Ya da başka çözüm, ne olabilir?

Apartmanımız, evinde 60 kedi, 10 köpek ile yaşayan şu haberlere çıkan delilerin evleri gibi.

Teşekkürler.

 
belediyeyi arayıp burada bir sürü hastalıklı kedi var diyerek tedavi edilmelerini isteyebilirsin. ayrıca uzun vadeli bir çözüm olarak belediyeden hayvanların kısırlaştırılmasını da talep et. ufak bir alanda 50 kedi dediğin ne yaparsan yap sağlıklı bir durum değil. :/


  • yuto  (03.09.20 17:56:59) 
Öncelikle camdan yemek atmak şeklinde bir eylemin gerçekleştiğine şu yaşıma kadar hiç bir yerde şahit olmadım.
Ben sizin yerinizde olsam ne yapardım diye düşündüğümde, öncelikle gidip bu hanımın kapısını çalar tatlı bir dille görüşmek istediğimi söylerdim. sonrasında kendisine ortak bir şekilde mama ve mama/ su kapları almayı teklif ederdim. mevcut olan tüm kapları beraber çöpe atar, evden indireceğimiz kova su ve temizlik malzemeleriyle pislik olduğunu düşündüğüm yerleri temizlerdik beraber. sonra kendisine teklif ederdim her ay düzenli olarak 500-100 neyse ortaklaşa mama alalım diye. yemeklerin kötü görüntü ve koku oluşturduğuna dair ikna ederdim kendisini.

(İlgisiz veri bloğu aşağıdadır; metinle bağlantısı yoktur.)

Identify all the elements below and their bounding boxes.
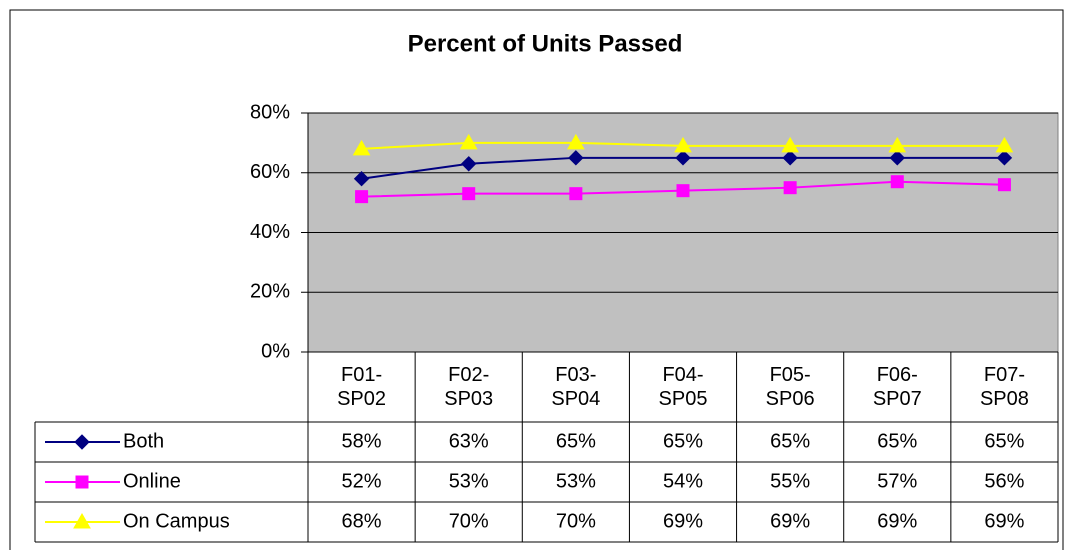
data-point [566, 133, 585, 150]
data-point [355, 190, 369, 204]
legend-marker [73, 512, 91, 529]
table-value: 69% [770, 510, 810, 532]
data-point [675, 150, 691, 166]
table-value: 70% [449, 510, 489, 532]
data-point [889, 150, 905, 166]
data-point [674, 136, 692, 153]
x-tick-label: F07-SP08 [979, 364, 1029, 410]
table-value: 69% [984, 510, 1024, 532]
table-value: 57% [877, 470, 917, 492]
legend-label: Online [123, 470, 181, 492]
table-value: 55% [770, 470, 810, 492]
data-point [461, 156, 477, 172]
table-value: 68% [342, 510, 382, 532]
x-tick-label: F04-SP05 [658, 364, 708, 410]
data-point [996, 150, 1013, 166]
data-point [676, 184, 690, 198]
x-tick-label: F03-SP04 [551, 364, 601, 410]
data-point [353, 171, 370, 187]
legend-marker [74, 434, 90, 450]
y-tick-label: 20% [250, 281, 290, 303]
table-value: 53% [449, 470, 489, 492]
x-tick-label: F05-SP06 [765, 364, 815, 410]
data-point [888, 136, 907, 153]
table-value: 65% [877, 430, 917, 452]
legend-label: On Campus [123, 510, 230, 532]
table-value: 53% [556, 470, 596, 492]
table-value: 52% [342, 470, 382, 492]
table-value: 65% [984, 430, 1024, 452]
data-point [352, 139, 371, 156]
data-point [569, 187, 583, 201]
chart-border [9, 9, 1064, 550]
chart-title: Percent of Units Passed [408, 30, 683, 57]
table-value: 69% [663, 510, 703, 532]
data-point [459, 133, 478, 150]
y-tick-label: 0% [261, 340, 290, 362]
table-value: 58% [342, 430, 382, 452]
legend-label: Both [123, 430, 164, 452]
data-point [568, 150, 584, 166]
table-value: 56% [984, 470, 1024, 492]
table-value: 65% [556, 430, 596, 452]
data-point [995, 136, 1014, 153]
table-value: 70% [556, 510, 596, 532]
table-value: 54% [663, 470, 703, 492]
y-tick-label: 40% [250, 221, 290, 243]
data-point [997, 178, 1011, 192]
data-point [890, 175, 904, 189]
data-point [783, 181, 797, 195]
data-point [782, 150, 798, 166]
table-value: 65% [663, 430, 703, 452]
x-tick-label: F01-SP02 [337, 364, 387, 410]
table-value: 63% [449, 430, 489, 452]
x-tick-label: F06-SP07 [872, 364, 922, 410]
table-value: 65% [770, 430, 810, 452]
table-value: 69% [877, 510, 917, 532]
data-point [781, 136, 800, 153]
data-point [462, 187, 476, 201]
y-tick-label: 60% [250, 161, 290, 183]
x-tick-label: F02-SP03 [444, 364, 494, 410]
legend-marker [75, 475, 89, 489]
y-tick-label: 80% [250, 101, 290, 123]
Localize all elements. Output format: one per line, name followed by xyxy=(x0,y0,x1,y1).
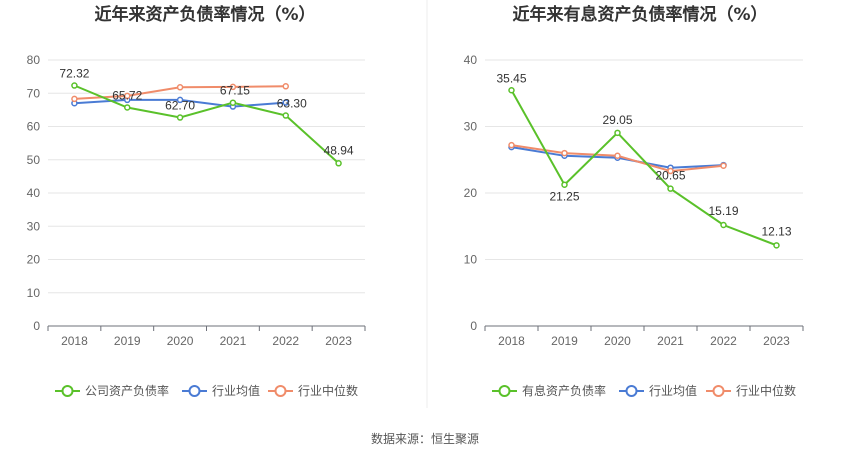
data-label: 21.25 xyxy=(549,190,579,204)
y-tick-label: 50 xyxy=(27,153,41,167)
chart-interest-bearing-debt-ratio: 近年来有息资产负债率情况（%） 0 10 20 30 40 2018 2019 2020 2021… xyxy=(464,4,804,398)
x-tick-label: 2021 xyxy=(220,334,247,348)
data-point xyxy=(176,114,184,121)
data-point xyxy=(561,149,568,157)
data-point xyxy=(282,99,289,106)
x-tick-label: 2022 xyxy=(272,334,299,348)
data-label: 12.13 xyxy=(761,224,791,238)
data-label: 48.94 xyxy=(324,143,354,157)
data-point xyxy=(71,95,78,103)
data-point xyxy=(720,162,727,169)
data-point xyxy=(508,87,515,94)
legend-item-1[interactable]: 行业均值 xyxy=(182,383,260,398)
y-tick-label: 30 xyxy=(464,120,478,134)
x-tick-label: 2023 xyxy=(325,334,352,348)
data-point xyxy=(773,242,780,249)
legend-label: 行业均值 xyxy=(649,383,697,398)
data-point xyxy=(667,167,674,175)
y-tick-label: 40 xyxy=(464,53,478,67)
data-point xyxy=(561,181,568,188)
legend-label: 公司资产负债率 xyxy=(85,383,169,398)
data-point xyxy=(282,112,289,119)
x-tick-label: 2023 xyxy=(763,334,790,348)
y-tick-label: 20 xyxy=(464,186,478,200)
data-point xyxy=(71,82,78,89)
data-label: 29.05 xyxy=(602,113,632,127)
x-tick-label: 2021 xyxy=(657,334,684,348)
y-tick-label: 10 xyxy=(27,286,41,300)
x-tick-label: 2020 xyxy=(167,334,194,348)
x-tick-label: 2018 xyxy=(61,334,88,348)
data-point xyxy=(614,152,621,160)
data-label: 65.72 xyxy=(112,88,142,102)
data-label: 35.45 xyxy=(496,71,526,85)
y-tick-label: 60 xyxy=(27,120,41,134)
data-point xyxy=(508,141,515,149)
data-label: 63.30 xyxy=(277,97,307,111)
legend-item-2[interactable]: 行业中位数 xyxy=(706,383,796,398)
y-tick-label: 0 xyxy=(33,319,40,333)
legend-marker-icon xyxy=(274,385,287,397)
x-tick-label: 2019 xyxy=(114,334,141,348)
data-point xyxy=(282,83,289,90)
data-point xyxy=(124,92,131,100)
data-point xyxy=(614,129,621,137)
legend-label: 有息资产负债率 xyxy=(522,383,606,398)
y-tick-label: 40 xyxy=(27,186,41,200)
legend-marker-icon xyxy=(498,385,511,397)
y-tick-label: 20 xyxy=(27,253,41,267)
data-label: 15.19 xyxy=(708,204,738,218)
chart-title: 近年来有息资产负债率情况（%） xyxy=(512,4,767,25)
series-line-0 xyxy=(510,89,777,247)
chart-title: 近年来资产负债率情况（%） xyxy=(94,4,315,25)
legend-marker-icon xyxy=(61,385,74,397)
data-point xyxy=(667,185,674,192)
data-point xyxy=(335,160,342,167)
legend-label: 行业中位数 xyxy=(298,383,358,398)
y-tick-label: 80 xyxy=(27,53,41,67)
legend-marker-icon xyxy=(625,385,638,397)
legend-item-0[interactable]: 公司资产负债率 xyxy=(55,383,169,398)
x-tick-label: 2018 xyxy=(498,334,525,348)
data-point xyxy=(176,96,184,104)
legend-item-1[interactable]: 行业均值 xyxy=(619,383,697,398)
y-tick-label: 0 xyxy=(470,319,477,333)
legend-item-0[interactable]: 有息资产负债率 xyxy=(492,383,606,398)
x-tick-label: 2019 xyxy=(551,334,578,348)
y-tick-label: 10 xyxy=(464,253,478,267)
data-label: 62.70 xyxy=(165,99,195,113)
legend-label: 行业均值 xyxy=(212,383,260,398)
legend-label: 行业中位数 xyxy=(736,383,796,398)
y-tick-label: 30 xyxy=(27,219,41,233)
data-label: 67.15 xyxy=(220,84,250,98)
data-label: 72.32 xyxy=(59,67,89,81)
data-point xyxy=(229,99,237,106)
data-point xyxy=(124,104,131,111)
data-point xyxy=(720,221,727,229)
data-point xyxy=(229,83,237,91)
data-point xyxy=(176,84,184,91)
x-tick-label: 2020 xyxy=(604,334,631,348)
source-label: 数据来源：恒生聚源 xyxy=(371,431,479,446)
legend-marker-icon xyxy=(188,385,201,397)
data-label: 20.65 xyxy=(655,169,685,183)
y-tick-label: 70 xyxy=(27,86,41,100)
chart-total-debt-ratio: 近年来资产负债率情况（%） 0 10 20 30 40 50 60 70 80 2018 2019 20… xyxy=(27,4,366,398)
series-line-0 xyxy=(74,84,340,165)
legend-marker-icon xyxy=(712,385,725,397)
x-tick-label: 2022 xyxy=(710,334,737,348)
legend-item-2[interactable]: 行业中位数 xyxy=(268,383,358,398)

bence en yapıcı çözüm bu şekilde.
  • boomboomcherry  (03.09.20 18:04:13) 
Belediye tedavi ettirip geri bırakıyor. Ben buradan tamamen gitmelerini istiyorum. Ama tabi önceliğim sağlıklarına da konuşmazsı.


  • makarnacanavari  (03.09.20 18:26:43) 
50 sokak kedisini tedavi ettirip sahiplendirirseniz bravo derim, ama neredeyse imkansız. Biz bir kediyi sahiplendirmek için kırk takla atıyoruz. Muhtemelen o kadın da tek başına tüm kedilerin tedavisinin altından kalkamıyordur. Kedilerin buradan tamamen gitmelerini istiyorum diyorsunuz, yani site içinde uygun bir noktada besleme odağı olsa, kuru mama dışında birşey bırakmak yasak olsa vs sizi tatmin etmeyecek galiba, hiç kedi görmek istemiyorsunuz ki hayvan düşmanı olmadığını iddia eden birine yakıştıramadım. Yapabileceğiniz en insanca ve doğru şey site yönetimini ve kadını böyle bir çözüme ikna etmek.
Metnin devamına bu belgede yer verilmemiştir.